I would say that this is crochet, rather than knitting? I can just see one needle and it looks small, like a crochet hook.

Just to say that this woman isn't knitting. She has only one tool and she holds it in her right hand as one would using a crochet hook, which is a single tool. Knitting requires at least two needles. Her left hand holds the newly-made fabric as one would with crochet, as it helps if the left hand provides some tension while the other hand works the hook. The fabric is not held this way in knitting.

Jacinto Regalado,

The sitter is not a centenarian, and this does not look like an 1836 portrait. I expect it is later.

Peter Nahum,

Yes, it is around the time of the Glasgow School c. 1880+. The monogram reads something like ALC. I have not yet tracked down the artist.

Jacinto Regalado,

I doubt it, Marcie. Christie has more of an illustrator's style, and our picture looks later than 1860.

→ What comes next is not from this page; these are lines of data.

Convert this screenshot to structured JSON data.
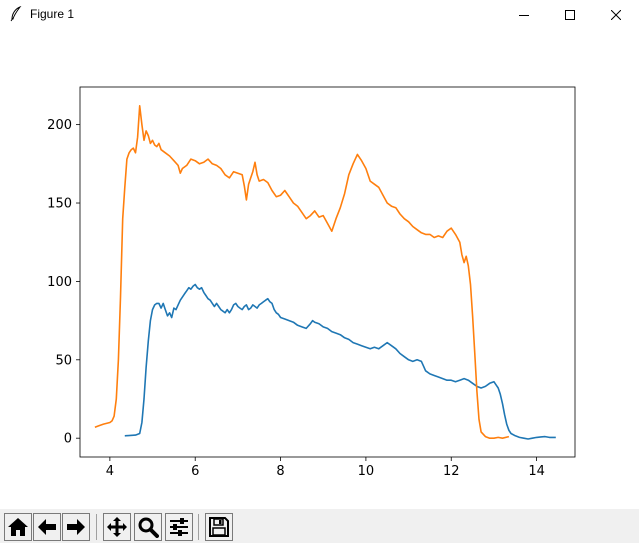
{
  "window": {
    "title": "Figure 1",
    "controls": [
      "minimize",
      "maximize",
      "close"
    ]
  },
  "toolbar": {
    "buttons": [
      {
        "name": "home",
        "icon": "home-icon"
      },
      {
        "name": "back",
        "icon": "arrow-left-icon"
      },
      {
        "name": "forward",
        "icon": "arrow-right-icon"
      },
      {
        "name": "pan",
        "icon": "move-icon"
      },
      {
        "name": "zoom",
        "icon": "magnifier-icon"
      },
      {
        "name": "subplots",
        "icon": "sliders-icon"
      },
      {
        "name": "save",
        "icon": "floppy-disk-icon"
      }
    ]
  },
  "chart_data": {
    "type": "line",
    "title": "",
    "xlabel": "",
    "ylabel": "",
    "xlim": [
      3.3,
      14.9
    ],
    "ylim": [
      -12,
      224
    ],
    "xticks": [
      4,
      6,
      8,
      10,
      12,
      14
    ],
    "yticks": [
      0,
      50,
      100,
      150,
      200
    ],
    "grid": false,
    "legend": "none",
    "series": [
      {
        "color": "#1f77b4",
        "points": [
          [
            4.35,
            1.5
          ],
          [
            4.6,
            2
          ],
          [
            4.7,
            3
          ],
          [
            4.75,
            10
          ],
          [
            4.8,
            25
          ],
          [
            4.85,
            45
          ],
          [
            4.9,
            62
          ],
          [
            4.95,
            75
          ],
          [
            5.0,
            82
          ],
          [
            5.05,
            85
          ],
          [
            5.1,
            86
          ],
          [
            5.15,
            86
          ],
          [
            5.2,
            83
          ],
          [
            5.25,
            86
          ],
          [
            5.3,
            82
          ],
          [
            5.35,
            78
          ],
          [
            5.4,
            80
          ],
          [
            5.45,
            77
          ],
          [
            5.5,
            83
          ],
          [
            5.55,
            82
          ],
          [
            5.6,
            85
          ],
          [
            5.65,
            88
          ],
          [
            5.7,
            90
          ],
          [
            5.75,
            92
          ],
          [
            5.8,
            94
          ],
          [
            5.85,
            96
          ],
          [
            5.9,
            95
          ],
          [
            5.95,
            97
          ],
          [
            6.0,
            98
          ],
          [
            6.05,
            96
          ],
          [
            6.1,
            95
          ],
          [
            6.15,
            96
          ],
          [
            6.2,
            93
          ],
          [
            6.25,
            91
          ],
          [
            6.3,
            89
          ],
          [
            6.35,
            88
          ],
          [
            6.4,
            86
          ],
          [
            6.45,
            84
          ],
          [
            6.5,
            86
          ],
          [
            6.55,
            84
          ],
          [
            6.6,
            82
          ],
          [
            6.65,
            81
          ],
          [
            6.7,
            80
          ],
          [
            6.75,
            82
          ],
          [
            6.8,
            80
          ],
          [
            6.85,
            82
          ],
          [
            6.9,
            85
          ],
          [
            6.95,
            86
          ],
          [
            7.0,
            84
          ],
          [
            7.05,
            83
          ],
          [
            7.1,
            82
          ],
          [
            7.15,
            84
          ],
          [
            7.2,
            85
          ],
          [
            7.25,
            82
          ],
          [
            7.3,
            83
          ],
          [
            7.35,
            85
          ],
          [
            7.4,
            84
          ],
          [
            7.45,
            83
          ],
          [
            7.5,
            85
          ],
          [
            7.55,
            86
          ],
          [
            7.6,
            87
          ],
          [
            7.65,
            88
          ],
          [
            7.7,
            89
          ],
          [
            7.75,
            87
          ],
          [
            7.8,
            86
          ],
          [
            7.85,
            82
          ],
          [
            7.9,
            80
          ],
          [
            7.95,
            79
          ],
          [
            8.0,
            77
          ],
          [
            8.1,
            76
          ],
          [
            8.2,
            75
          ],
          [
            8.3,
            74
          ],
          [
            8.4,
            72
          ],
          [
            8.5,
            71
          ],
          [
            8.6,
            70
          ],
          [
            8.7,
            73
          ],
          [
            8.75,
            75
          ],
          [
            8.8,
            74
          ],
          [
            8.9,
            73
          ],
          [
            9.0,
            71
          ],
          [
            9.1,
            70
          ],
          [
            9.2,
            68
          ],
          [
            9.3,
            67
          ],
          [
            9.4,
            66
          ],
          [
            9.5,
            64
          ],
          [
            9.6,
            63
          ],
          [
            9.7,
            61
          ],
          [
            9.8,
            60
          ],
          [
            9.9,
            59
          ],
          [
            10.0,
            58
          ],
          [
            10.1,
            57
          ],
          [
            10.2,
            58
          ],
          [
            10.3,
            57
          ],
          [
            10.4,
            59
          ],
          [
            10.5,
            61
          ],
          [
            10.6,
            59
          ],
          [
            10.7,
            57
          ],
          [
            10.8,
            54
          ],
          [
            10.9,
            52
          ],
          [
            11.0,
            50
          ],
          [
            11.1,
            49
          ],
          [
            11.2,
            50
          ],
          [
            11.3,
            49
          ],
          [
            11.35,
            46
          ],
          [
            11.4,
            43
          ],
          [
            11.5,
            41
          ],
          [
            11.6,
            40
          ],
          [
            11.7,
            39
          ],
          [
            11.8,
            38
          ],
          [
            11.9,
            37
          ],
          [
            12.0,
            37
          ],
          [
            12.1,
            36
          ],
          [
            12.2,
            37
          ],
          [
            12.3,
            38
          ],
          [
            12.4,
            37
          ],
          [
            12.5,
            35
          ],
          [
            12.6,
            33
          ],
          [
            12.7,
            32
          ],
          [
            12.8,
            33
          ],
          [
            12.9,
            35
          ],
          [
            13.0,
            36
          ],
          [
            13.05,
            34
          ],
          [
            13.1,
            32
          ],
          [
            13.15,
            28
          ],
          [
            13.2,
            22
          ],
          [
            13.25,
            15
          ],
          [
            13.3,
            9
          ],
          [
            13.35,
            5
          ],
          [
            13.4,
            3
          ],
          [
            13.5,
            1.5
          ],
          [
            13.6,
            0.5
          ],
          [
            13.7,
            0
          ],
          [
            13.8,
            -0.5
          ],
          [
            13.9,
            0
          ],
          [
            14.0,
            0.5
          ],
          [
            14.1,
            0.8
          ],
          [
            14.2,
            1
          ],
          [
            14.3,
            0.5
          ],
          [
            14.45,
            0.5
          ]
        ]
      },
      {
        "color": "#ff7f0e",
        "points": [
          [
            3.65,
            7
          ],
          [
            3.75,
            8
          ],
          [
            3.85,
            9
          ],
          [
            4.0,
            10
          ],
          [
            4.05,
            11
          ],
          [
            4.1,
            14
          ],
          [
            4.15,
            25
          ],
          [
            4.2,
            50
          ],
          [
            4.25,
            90
          ],
          [
            4.3,
            140
          ],
          [
            4.35,
            160
          ],
          [
            4.4,
            178
          ],
          [
            4.45,
            182
          ],
          [
            4.5,
            184
          ],
          [
            4.55,
            185
          ],
          [
            4.6,
            182
          ],
          [
            4.65,
            192
          ],
          [
            4.7,
            212
          ],
          [
            4.75,
            200
          ],
          [
            4.8,
            190
          ],
          [
            4.85,
            196
          ],
          [
            4.9,
            193
          ],
          [
            4.95,
            188
          ],
          [
            5.0,
            190
          ],
          [
            5.05,
            187
          ],
          [
            5.1,
            186
          ],
          [
            5.15,
            188
          ],
          [
            5.2,
            184
          ],
          [
            5.3,
            182
          ],
          [
            5.4,
            180
          ],
          [
            5.5,
            177
          ],
          [
            5.6,
            174
          ],
          [
            5.65,
            169
          ],
          [
            5.7,
            172
          ],
          [
            5.8,
            174
          ],
          [
            5.9,
            178
          ],
          [
            6.0,
            177
          ],
          [
            6.1,
            175
          ],
          [
            6.2,
            176
          ],
          [
            6.3,
            178
          ],
          [
            6.4,
            175
          ],
          [
            6.5,
            174
          ],
          [
            6.6,
            172
          ],
          [
            6.7,
            168
          ],
          [
            6.8,
            166
          ],
          [
            6.9,
            170
          ],
          [
            7.0,
            169
          ],
          [
            7.1,
            168
          ],
          [
            7.15,
            161
          ],
          [
            7.2,
            152
          ],
          [
            7.25,
            162
          ],
          [
            7.3,
            166
          ],
          [
            7.35,
            170
          ],
          [
            7.4,
            176
          ],
          [
            7.45,
            168
          ],
          [
            7.5,
            164
          ],
          [
            7.6,
            165
          ],
          [
            7.7,
            163
          ],
          [
            7.8,
            158
          ],
          [
            7.9,
            154
          ],
          [
            8.0,
            155
          ],
          [
            8.1,
            158
          ],
          [
            8.2,
            154
          ],
          [
            8.3,
            150
          ],
          [
            8.4,
            148
          ],
          [
            8.5,
            144
          ],
          [
            8.6,
            140
          ],
          [
            8.7,
            142
          ],
          [
            8.8,
            145
          ],
          [
            8.9,
            141
          ],
          [
            9.0,
            142
          ],
          [
            9.1,
            137
          ],
          [
            9.2,
            132
          ],
          [
            9.3,
            140
          ],
          [
            9.4,
            147
          ],
          [
            9.5,
            156
          ],
          [
            9.6,
            168
          ],
          [
            9.7,
            175
          ],
          [
            9.8,
            181
          ],
          [
            9.9,
            177
          ],
          [
            10.0,
            172
          ],
          [
            10.1,
            164
          ],
          [
            10.2,
            162
          ],
          [
            10.3,
            160
          ],
          [
            10.4,
            155
          ],
          [
            10.5,
            150
          ],
          [
            10.6,
            148
          ],
          [
            10.7,
            147
          ],
          [
            10.8,
            143
          ],
          [
            10.9,
            140
          ],
          [
            11.0,
            138
          ],
          [
            11.1,
            135
          ],
          [
            11.2,
            133
          ],
          [
            11.3,
            131
          ],
          [
            11.4,
            130
          ],
          [
            11.5,
            130
          ],
          [
            11.6,
            128
          ],
          [
            11.7,
            129
          ],
          [
            11.8,
            128
          ],
          [
            11.9,
            132
          ],
          [
            12.0,
            134
          ],
          [
            12.1,
            130
          ],
          [
            12.2,
            125
          ],
          [
            12.25,
            117
          ],
          [
            12.3,
            112
          ],
          [
            12.35,
            116
          ],
          [
            12.4,
            110
          ],
          [
            12.45,
            98
          ],
          [
            12.5,
            78
          ],
          [
            12.55,
            55
          ],
          [
            12.6,
            30
          ],
          [
            12.65,
            12
          ],
          [
            12.7,
            4
          ],
          [
            12.8,
            1
          ],
          [
            12.9,
            0
          ],
          [
            13.0,
            0
          ],
          [
            13.1,
            0.5
          ],
          [
            13.2,
            0
          ],
          [
            13.35,
            1
          ]
        ]
      }
    ]
  }
}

Lou Taylor, Dress and Textiles,

The clothes in this portrait could have been worn for the later stages of mourning, my guess is in the mid to late 1860s - including a possible mourning brooch- though the bonnet/cap of white ruffles is a bit of a problem as is the white shawl. The central hair parting is very much of this period.
OR could it be a type of nurse's uniform, a senior Ward Sister maybe? - again in the c late 1860s....
OR could it be a type of plain religious dress, thought is not Quaker…

Marcie Doran,

The white cap seems to be similar to the one in this c. 1899 photograph of Queen Victoria. https://tinyurl.com/uc8uenw2

There was an artist named Charles Lyons Aitken in Glasgow in 1909 but I have not found names or images of any of his works on the internet. In 1893 he was an upholsterer. The Hayes/Aiken family tree on Ancestry shows a Charles Lyons Aiken (June 14, 1867, Marcross, Inverness – Q1 1938, Dartford, Kent). He was not the Charles Aitken who was a Director of the Tate.

Jenny Carlile,

It doesn't look like she's knitting to me. The way her hands are held she's crocheting or tatting. Check out images of "hands knitting" and "hands crocheting" on Google and you'll see the difference. The fibre below her hands doesn't even look spun - so I don't know what's going on.

Just to recap, the original question suggested both a possible artist (Emma (Jones) Soyer), a possible date (1836) and a possible sitter 'Centenarian Scotch Knitter' - a nice suggestion, but one that can be easily discounted as the style of the painting and dress signal the work was painted later in the 1880s or 1890s.

Further research into portraitists who used the monogram CAL or ALC could prove fruitful.

As for the sitter - her occupation and apparel seem key to zeroing in on her identity. She does appear to be crocheting (not knitting) and the familiar homeliness of this activity, and her personality, is being showcased. She is not wearing a widow's cap (these were usually peaked and were always worn with long streamers). Equally, it doesn't seem in keeping with the fashionable lace cap typically worn by Victorian women as they got older. However, it does look more like the kind of cap worn by maids, which makes me wonder if we are perhaps looking at the affectionate record of a household retainer?

Peter Nahum,

Sorry - I have now checked my latest monogram manuscript and I cannot find the artist in it. I do have a lot of Cs and some close misses, but no hits.